Obawiam się, że dobrze go nie będziesz umiał zaprojektować.
Techniczna ochrona mienia (stawianie alarmów) to trudny fach.
Chcesz się go uczyć dla jednego alarmu czy przebranżowić się?

Pytasz w stylu:
Chcę zbudować sobie dom.
Czy jestem w stanie sam go sobie zaprojektować?
Zaprojektować - nie.
Zbudować według projektu - tak.

Adam M.

----------


## robertsz

A możemy zobaczyć rzut pomieszczeń na początek?

----------


## ProMyst

Akurat zaprojektowałem go sam  :smile:  Czyli ciężko te kabelki posklejać jak się to robi pierwszy raz? Rzuty pomieszczeń zamieszczę wieczorem.
Dzięki za odp.

----------


## yaiba83

Jeżeli masz już teraz problem z okablowaniem to z programowaniem będzie jeszcze ciekawiej. Nie żebym narzekał, ale z doświadczenia łączenie przewodów wymaga mniejszego używania umysłu niż programowanie. Zależy jeszcze jak złożony będzie system i jak go zamierzasz skonfigurować.
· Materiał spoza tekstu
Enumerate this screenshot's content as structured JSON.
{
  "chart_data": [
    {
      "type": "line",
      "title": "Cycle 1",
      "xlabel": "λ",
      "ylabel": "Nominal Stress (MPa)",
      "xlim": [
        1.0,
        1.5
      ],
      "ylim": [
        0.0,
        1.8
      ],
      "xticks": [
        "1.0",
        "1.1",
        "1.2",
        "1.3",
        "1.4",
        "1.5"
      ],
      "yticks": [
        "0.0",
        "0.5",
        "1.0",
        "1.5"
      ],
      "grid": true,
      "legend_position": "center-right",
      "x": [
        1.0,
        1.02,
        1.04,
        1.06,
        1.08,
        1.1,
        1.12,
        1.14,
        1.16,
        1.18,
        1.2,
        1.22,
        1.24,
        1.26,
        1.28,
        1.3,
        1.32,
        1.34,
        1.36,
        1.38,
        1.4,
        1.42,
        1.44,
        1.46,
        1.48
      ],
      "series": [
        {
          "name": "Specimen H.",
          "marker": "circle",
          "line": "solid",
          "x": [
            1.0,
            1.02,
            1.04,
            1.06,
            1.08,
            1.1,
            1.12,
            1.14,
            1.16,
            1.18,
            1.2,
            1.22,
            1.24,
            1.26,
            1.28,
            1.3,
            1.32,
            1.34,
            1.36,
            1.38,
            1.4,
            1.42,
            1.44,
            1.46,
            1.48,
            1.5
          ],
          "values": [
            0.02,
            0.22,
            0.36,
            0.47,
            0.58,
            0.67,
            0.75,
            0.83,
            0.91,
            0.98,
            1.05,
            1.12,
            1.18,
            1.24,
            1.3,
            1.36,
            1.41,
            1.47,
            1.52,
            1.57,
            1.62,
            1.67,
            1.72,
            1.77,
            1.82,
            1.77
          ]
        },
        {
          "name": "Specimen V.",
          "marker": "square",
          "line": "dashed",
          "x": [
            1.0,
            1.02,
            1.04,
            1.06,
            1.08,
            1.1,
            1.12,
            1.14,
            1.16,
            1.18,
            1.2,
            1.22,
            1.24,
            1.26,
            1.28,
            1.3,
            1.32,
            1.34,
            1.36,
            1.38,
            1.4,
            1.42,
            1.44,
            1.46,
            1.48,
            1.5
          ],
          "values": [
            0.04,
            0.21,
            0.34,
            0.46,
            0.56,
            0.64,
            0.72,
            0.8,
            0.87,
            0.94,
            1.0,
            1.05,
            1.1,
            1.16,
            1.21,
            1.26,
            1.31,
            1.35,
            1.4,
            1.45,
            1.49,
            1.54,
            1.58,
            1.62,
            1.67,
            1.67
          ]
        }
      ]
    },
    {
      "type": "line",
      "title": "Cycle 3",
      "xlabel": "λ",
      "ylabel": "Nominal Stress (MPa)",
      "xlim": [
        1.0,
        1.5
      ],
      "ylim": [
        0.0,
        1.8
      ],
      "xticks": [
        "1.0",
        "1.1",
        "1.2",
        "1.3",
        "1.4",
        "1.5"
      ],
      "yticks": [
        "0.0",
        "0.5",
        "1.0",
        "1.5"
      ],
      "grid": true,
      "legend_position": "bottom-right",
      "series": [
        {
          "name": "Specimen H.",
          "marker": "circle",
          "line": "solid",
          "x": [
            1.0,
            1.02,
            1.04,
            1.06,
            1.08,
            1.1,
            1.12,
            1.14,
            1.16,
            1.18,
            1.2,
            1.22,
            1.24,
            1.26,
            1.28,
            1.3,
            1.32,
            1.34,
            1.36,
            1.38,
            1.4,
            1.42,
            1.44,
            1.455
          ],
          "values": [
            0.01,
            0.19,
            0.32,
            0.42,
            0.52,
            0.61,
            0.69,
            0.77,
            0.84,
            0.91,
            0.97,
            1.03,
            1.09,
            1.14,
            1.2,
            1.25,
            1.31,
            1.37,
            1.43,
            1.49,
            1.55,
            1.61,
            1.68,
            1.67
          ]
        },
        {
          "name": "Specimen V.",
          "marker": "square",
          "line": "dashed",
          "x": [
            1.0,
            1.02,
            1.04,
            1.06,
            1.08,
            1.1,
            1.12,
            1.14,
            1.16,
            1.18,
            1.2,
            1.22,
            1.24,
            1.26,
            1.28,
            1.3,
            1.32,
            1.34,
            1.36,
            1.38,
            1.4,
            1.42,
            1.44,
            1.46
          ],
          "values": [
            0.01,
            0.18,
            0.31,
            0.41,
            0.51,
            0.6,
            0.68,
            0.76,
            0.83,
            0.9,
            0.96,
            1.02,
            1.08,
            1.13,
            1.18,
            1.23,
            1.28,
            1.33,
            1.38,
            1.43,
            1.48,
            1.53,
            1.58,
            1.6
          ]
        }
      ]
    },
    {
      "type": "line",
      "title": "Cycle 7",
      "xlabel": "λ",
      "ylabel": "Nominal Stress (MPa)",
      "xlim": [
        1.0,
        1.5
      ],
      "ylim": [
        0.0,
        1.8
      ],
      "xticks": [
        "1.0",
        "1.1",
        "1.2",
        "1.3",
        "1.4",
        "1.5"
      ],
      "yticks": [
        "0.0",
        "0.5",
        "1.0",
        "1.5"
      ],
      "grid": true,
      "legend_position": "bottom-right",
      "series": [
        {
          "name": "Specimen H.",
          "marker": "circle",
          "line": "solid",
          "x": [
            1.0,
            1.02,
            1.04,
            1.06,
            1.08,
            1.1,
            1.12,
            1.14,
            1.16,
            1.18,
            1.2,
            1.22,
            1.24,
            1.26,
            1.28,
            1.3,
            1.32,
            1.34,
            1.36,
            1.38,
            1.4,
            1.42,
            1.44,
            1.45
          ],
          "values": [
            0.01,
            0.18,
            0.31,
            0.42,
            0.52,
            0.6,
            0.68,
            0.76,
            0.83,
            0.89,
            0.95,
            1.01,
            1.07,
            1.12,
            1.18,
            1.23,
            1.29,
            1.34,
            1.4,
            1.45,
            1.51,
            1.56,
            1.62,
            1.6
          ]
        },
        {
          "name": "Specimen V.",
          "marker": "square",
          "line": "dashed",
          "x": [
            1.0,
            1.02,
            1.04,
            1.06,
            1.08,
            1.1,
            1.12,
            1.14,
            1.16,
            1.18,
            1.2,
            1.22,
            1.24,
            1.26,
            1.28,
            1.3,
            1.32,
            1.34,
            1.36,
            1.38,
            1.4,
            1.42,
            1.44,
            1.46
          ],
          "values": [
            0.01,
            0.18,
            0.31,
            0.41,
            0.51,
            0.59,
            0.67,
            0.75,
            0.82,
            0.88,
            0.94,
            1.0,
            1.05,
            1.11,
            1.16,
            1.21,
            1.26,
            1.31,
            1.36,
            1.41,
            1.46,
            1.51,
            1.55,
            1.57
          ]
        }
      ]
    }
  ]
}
Dla początkującego wystrzegaj się łączenia w szeregu po 5-6 czujek na jednej linii. Bo i takich gigantów widziałem. Jak jedna zacznie fiksować to potem płacz, bo nie wiadomo która szwankuje a cały obwód pokazuje alarm...

----------


## ProMyst

jeszcze nic nie zacząłem
zastanawiam się czy robić samemu czy wołać fachowca

----------


## homecactus

Samo położenie kabli to prosta sprawa, ale trzeba umieć i mieć czym zaprogramować.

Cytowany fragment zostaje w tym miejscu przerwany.